Globalizing GrammEr

What is the purpose of grammar? What is the purpose of spelling words right? What is the purpose behind our attempts to write our languages according to rules? Simple. It’s to help with communication. Communication is our end goal. Having others understand what we are trying to communicate is the standard of success.

If understanding is truly the purpose of our attempt at using grammar in North America, and the world, then the well thought out structures of grammar need to be recognized as appropriate tools for communication. Grammar needs to be the foundation of clear communication. Or does it?

As I speak with individuals that have learned English as their second language (ESL), I have been told that I am a pretty good communicator with them. I have been told that I can be understood more easily then some others. Is this because of my stellar grammar? Is this because of my clear use of the most complicated of English rules? Absolutely NOT!

Perhaps the number one reason I’m successful as a communicator to those who have learned English as their second language is because for me, the person and the message are the most important part of the communication equation. For me, grammar is a distracting tool.
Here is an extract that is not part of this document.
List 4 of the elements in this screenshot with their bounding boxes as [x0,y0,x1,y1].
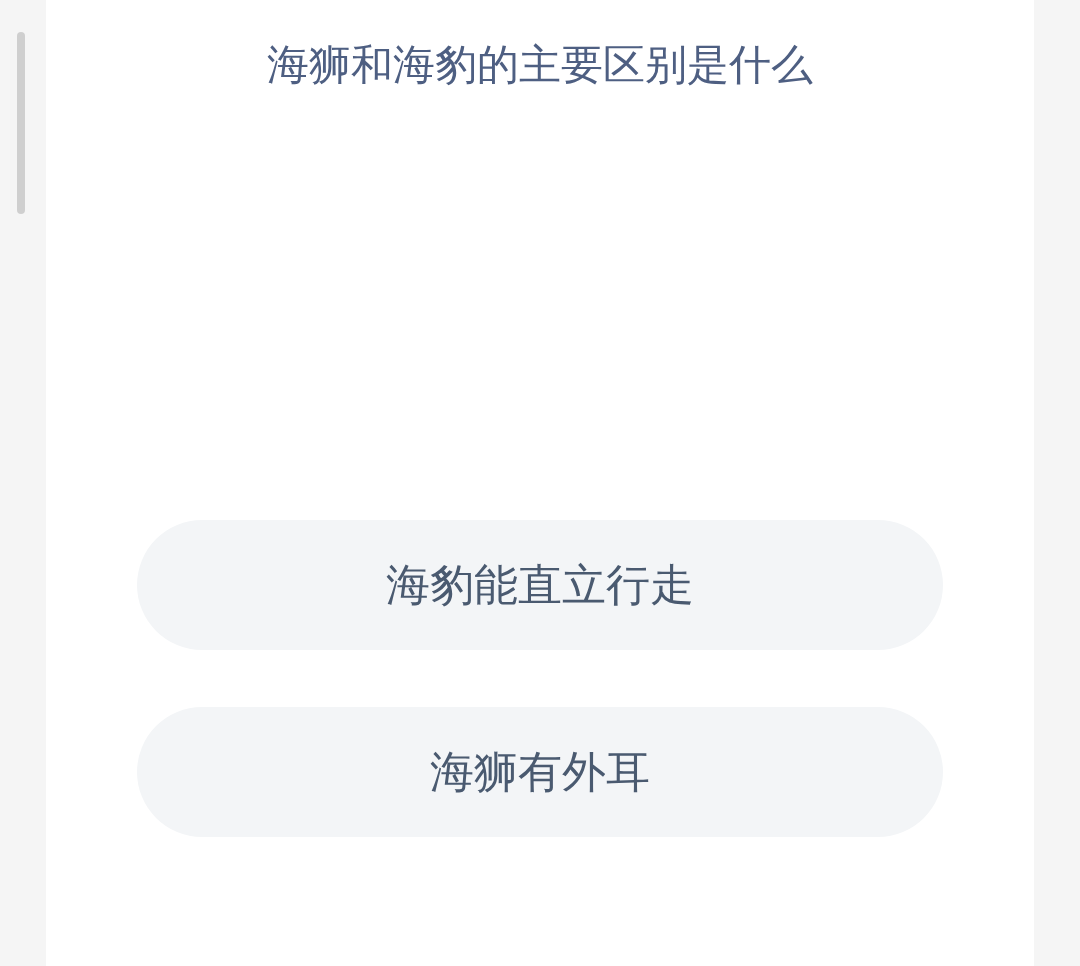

For me, I no use grammar. 😉

Now that’s not to say that grammar isn’t very important. Grammar has it’s place. It helps clear up possible miscommunication. It serves as a baseline for our writing. Grammar is still good. But in a world that is losing it’s grammar, we too often feel we need to protect it, instead of let it evolve with the rest of the world.

If you were to read this blog and edit it for grammar, you would probably have a lot of red marks to help me. But here is my question. If I edit it according to your standards, will the meaning of this message change? Probably not. We must remember, communication is the purpose of language, grammar is a tool. When a tool is needed, use it, but I don’t need a hammer to fry eggs, so pick your tool appropriately for the job to be done.